Dunque è colpa di noi adulti...
«Questa non è una questione di colpe: ci siamo dentro tutti. Oggi esiste una deresponsabilizzazione da parte degli adulti, che li porta a sostenere che, in una mondo governato da guerre e da corpi sbriciolati dalle bombe, la violenza giovanile dipenderebbe dai videogiochi o da internet. Mi chiedo se gli adulti non stiano vivendo una dissociazione tra reale e virtuale: nel reale fanno tutto ciò che vogliono per poi sostenere che la colpa del malessere dei loro figli è della Rete. La società del bullismo è la società della prevaricazione. La stessa prepotenza che i ragazzi vedono in certe trasmissioni televisive o in politica. Nella vita reale. Non nei videogames».
Quanto capiamo noi adulti del mondo digitale e in particolare dei social rispetto agli adolescenti?

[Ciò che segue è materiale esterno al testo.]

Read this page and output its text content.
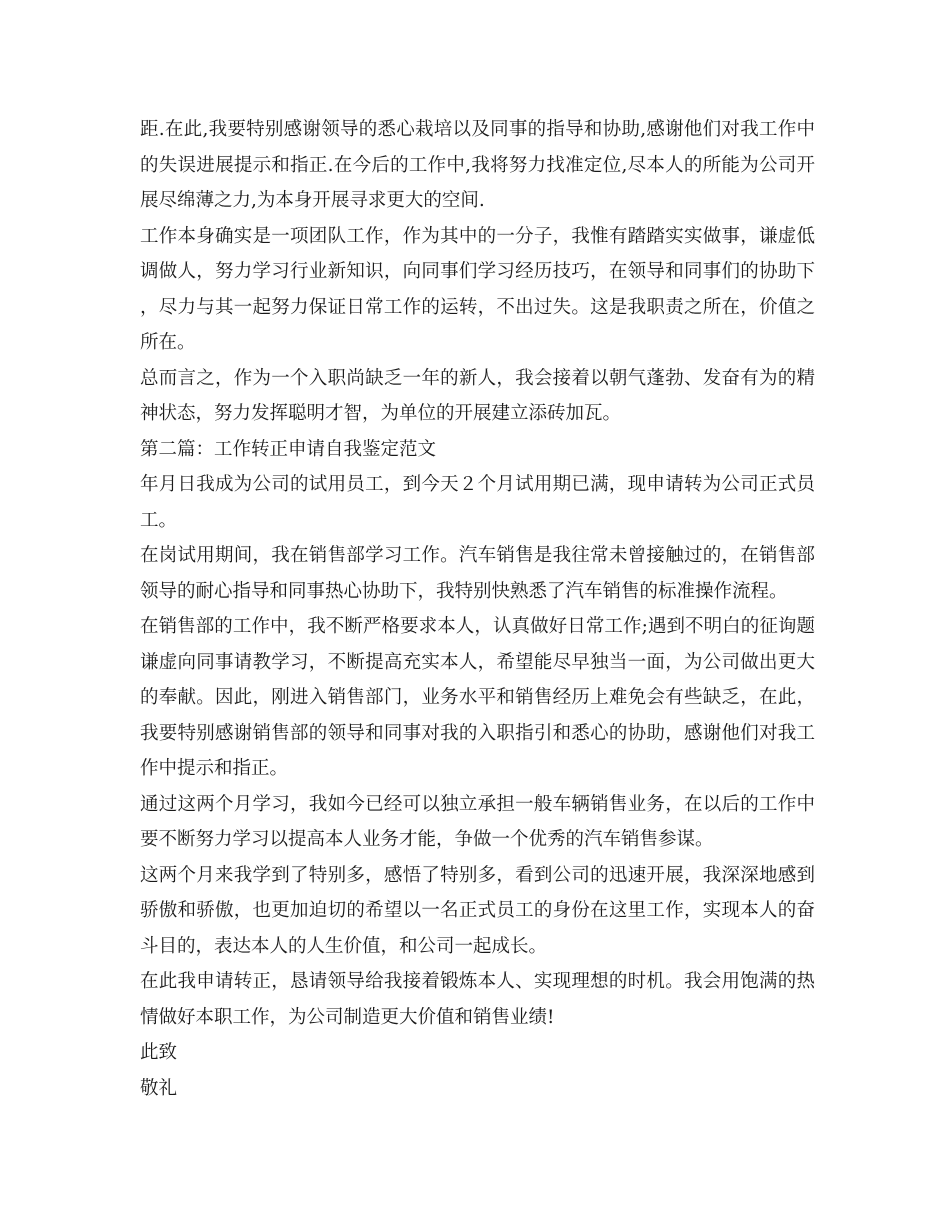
距.在此,我要特别感谢领导的悉心栽培以及同事的指导和协助,感谢他们对我工作中的失误进展提示和指正.在今后的工作中,我将努力找准定位,尽本人的所能为公司开展尽绵薄之力,为本身开展寻求更大的空间.

工作本身确实是一项团队工作，作为其中的一分子，我惟有踏踏实实做事，谦虚低调做人，努力学习行业新知识，向同事们学习经历技巧，在领导和同事们的协助下，尽力与其一起努力保证日常工作的运转，不出过失。这是我职责之所在，价值之所在。

总而言之，作为一个入职尚缺乏一年的新人，我会接着以朝气蓬勃、发奋有为的精神状态，努力发挥聪明才智，为单位的开展建立添砖加瓦。

第二篇：工作转正申请自我鉴定范文

年月日我成为公司的试用员工，到今天２个月试用期已满，现申请转为公司正式员工。

在岗试用期间，我在销售部学习工作。汽车销售是我往常未曾接触过的，在销售部领导的耐心指导和同事热心协助下，我特别快熟悉了汽车销售的标准操作流程。

在销售部的工作中，我不断严格要求本人，认真做好日常工作;遇到不明白的征询题谦虚向同事请教学习，不断提高充实本人，希望能尽早独当一面，为公司做出更大的奉献。因此，刚进入销售部门，业务水平和销售经历上难免会有些缺乏，在此，我要特别感谢销售部的领导和同事对我的入职指引和悉心的协助，感谢他们对我工作中提示和指正。

通过这两个月学习，我如今已经可以独立承担一般车辆销售业务，在以后的工作中要不断努力学习以提高本人业务才能，争做一个优秀的汽车销售参谋。

这两个月来我学到了特别多，感悟了特别多，看到公司的迅速开展，我深深地感到骄傲和骄傲，也更加迫切的希望以一名正式员工的身份在这里工作，实现本人的奋斗目的，表达本人的人生价值，和公司一起成长。

在此我申请转正，恳请领导给我接着锻炼本人、实现理想的时机。我会用饱满的热情做好本职工作，为公司制造更大价值和销售业绩!

此致

敬礼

«Nel mio settore vedo specialisti che lanciano appelli sui social esortando i genitori di mezzo mondo a limitare l’uso delle piattaforme digitali. Oggi gli insegnanti più in vista, non sono quelli che lavorano a testa bassa, ma piuttosto coloro che, senza pudore alcuno, vendono libri agitando lo spauracchio dei social, diventando persino influencers. Abbiamo creato una cultura dei social, per poi sostenere che Instagram, tikTok e via dicendo fanno male ai giovani. Una vera ipocrisia. La realtà è che i social hanno modificato (dominandolo) il mondo, motivo per cui ho proposto al Senato italiano di vietarli tutti, dalla nascita fino ai novant’anni. Tuttavia, una tale affermazione non ti rende molto popolare agli occhi degli elettori, mentre proibire Instagram o Tik Tok dai dodici ai diciott’anni ti fa vincere le elezioni».
Quanto sono importanti serie tv come Adolescence, la miniserie che offre un ritratto crudo dell’adolescenza moderna, per capire cosa sta succedendo ai nostri figli?

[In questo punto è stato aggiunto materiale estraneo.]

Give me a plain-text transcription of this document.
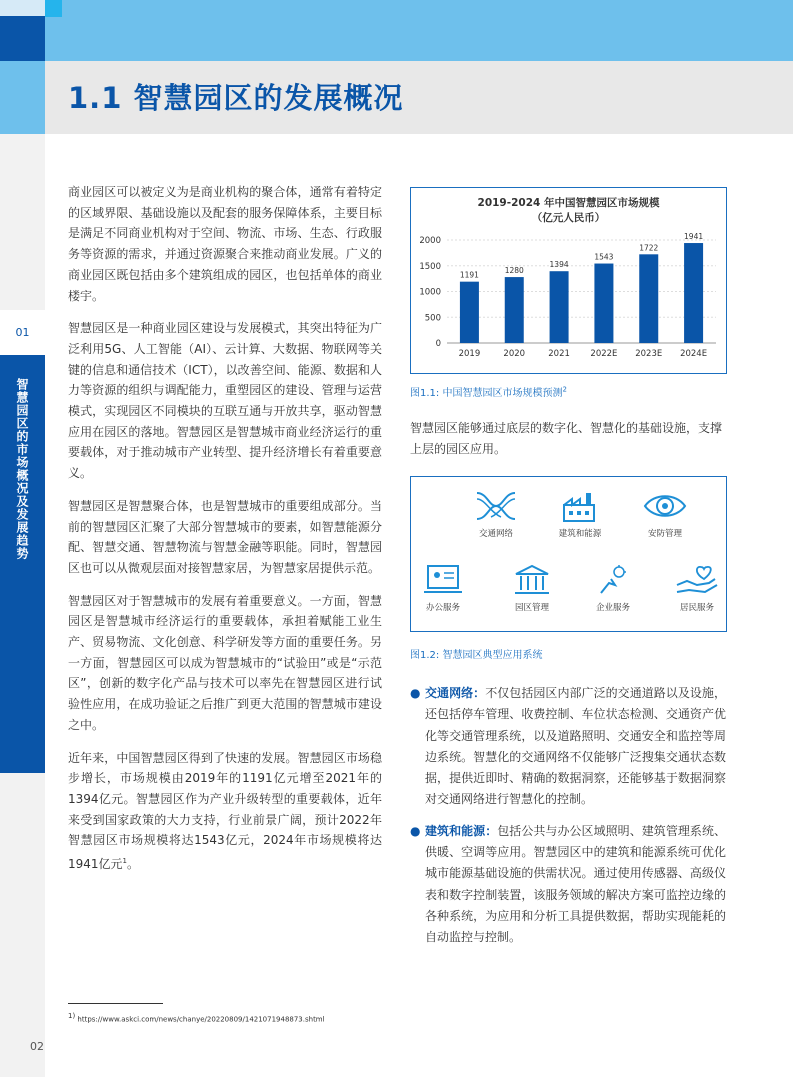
1.1 智慧园区的发展概况
01
智慧园区的市场概况及发展趋势

商业园区可以被定义为是商业机构的聚合体，通常有着特定的区域界限、基础设施以及配套的服务保障体系，主要目标是满足不同商业机构对于空间、物流、市场、生态、行政服务等资源的需求，并通过资源聚合来推动商业发展。广义的商业园区既包括由多个建筑组成的园区，也包括单体的商业楼宇。

智慧园区是一种商业园区建设与发展模式，其突出特征为广泛利用5G、人工智能（AI）、云计算、大数据、物联网等关键的信息和通信技术（ICT），以改善空间、能源、数据和人力等资源的组织与调配能力，重塑园区的建设、管理与运营模式，实现园区不同模块的互联互通与开放共享，驱动智慧应用在园区的落地。智慧园区是智慧城市商业经济运行的重要载体，对于推动城市产业转型、提升经济增长有着重要意义。

智慧园区是智慧聚合体，也是智慧城市的重要组成部分。当前的智慧园区汇聚了大部分智慧城市的要素，如智慧能源分配、智慧交通、智慧物流与智慧金融等职能。同时，智慧园区也可以从微观层面对接智慧家居，为智慧家居提供示范。

智慧园区对于智慧城市的发展有着重要意义。一方面，智慧园区是智慧城市经济运行的重要载体，承担着赋能工业生产、贸易物流、文化创意、科学研发等方面的重要任务。另一方面，智慧园区可以成为智慧城市的“试验田”或是“示范区”，创新的数字化产品与技术可以率先在智慧园区进行试验性应用，在成功验证之后推广到更大范围的智慧城市建设之中。

近年来，中国智慧园区得到了快速的发展。智慧园区市场稳步增长，市场规模由2019年的1191亿元增至2021年的1394亿元。智慧园区作为产业升级转型的重要载体，近年来受到国家政策的大力支持，行业前景广阔，预计2022年智慧园区市场规模将达1543亿元，2024年市场规模将达1941亿元$^1$。

2019-2024 年中国智慧园区市场规模
（亿元人民币）
0
500
1000
1500
2000
1191
2019
1280
2020
1394
2021
1543
2022E
1722
2023E
1941
2024E
图1.1: 中国智慧园区市场规模预测$^2$
智慧园区能够通过底层的数字化、智慧化的基础设施，支撑上层的园区应用。
交通网络	建筑和能源	安防管理
办公服务	园区管理	企业服务	居民服务
图1.2: 智慧园区典型应用系统
● 交通网络：不仅包括园区内部广泛的交通道路以及设施，还包括停车管理、收费控制、车位状态检测、交通资产优化等交通管理系统，以及道路照明、交通安全和监控等周边系统。智慧化的交通网络不仅能够广泛搜集交通状态数据，提供近即时、精确的数据洞察，还能够基于数据洞察对交通网络进行智慧化的控制。
● 建筑和能源：包括公共与办公区域照明、建筑管理系统、供暖、空调等应用。智慧园区中的建筑和能源系统可优化城市能源基础设施的供需状况。通过使用传感器、高级仪表和数字控制装置，该服务领域的解决方案可监控边缘的各种系统，为应用和分析工具提供数据，帮助实现能耗的自动监控与控制。
$^{1)}$ https://www.askci.com/news/chanye/20220809/1421071948873.shtml
02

«Sono importanti. Le puntate della serie tv inglese offrono uno spaccato di una realtà in cui non figurano adulti significativi. Di fronte a questa assenza, entra in scena Internet. È quando si sentono soli in mezzo agli adulti, che i ragazzi cercano rifugio in Internet, non viceversa. Internet è il luogo dove riducono la solitudine che sperimentano ogni giorno. È vero: oggi i figli sono voluti e non dati alla luce per dovere, come per le generazioni passate. Ma c’è una clausola: i ragazzi non possono esprimere emozioni che disturbano, costringendo l’adulto a cambiar programma. Paura, tristezza o rabbia sono bandite. L’adulto vuole tutto: alimenta l’individualismo e chiede ai propri figli di non provare emozioni se non quelle che li fanno sentire adeguati».
«Corpi che parlano: come stare in relazione con gli adolescenti» è il titolo del suo intervento previsto nell’ambito di Sconfinare Festival previsto a Bellinzona il prossimo ottobre. Può fornirci qualche anticipazione?
«A Bellinzona mi concentrerò sulle condizioni giuste per costruire una relazione autentica con l’adolescente. Proverò a spiegare, prendendo spunto dal mio ultimo libro «Chiamami adulto. Come stare in relazione con gli adolescenti» che cosa vuole dire oggi provare a stare in una relazione, senza fornire ricette applicative, perché i figli non sono tutti uguali. Ricordo che una relazione autentica, è ciò che più si avvicina alla felicità in questa società dissociata ed individualista».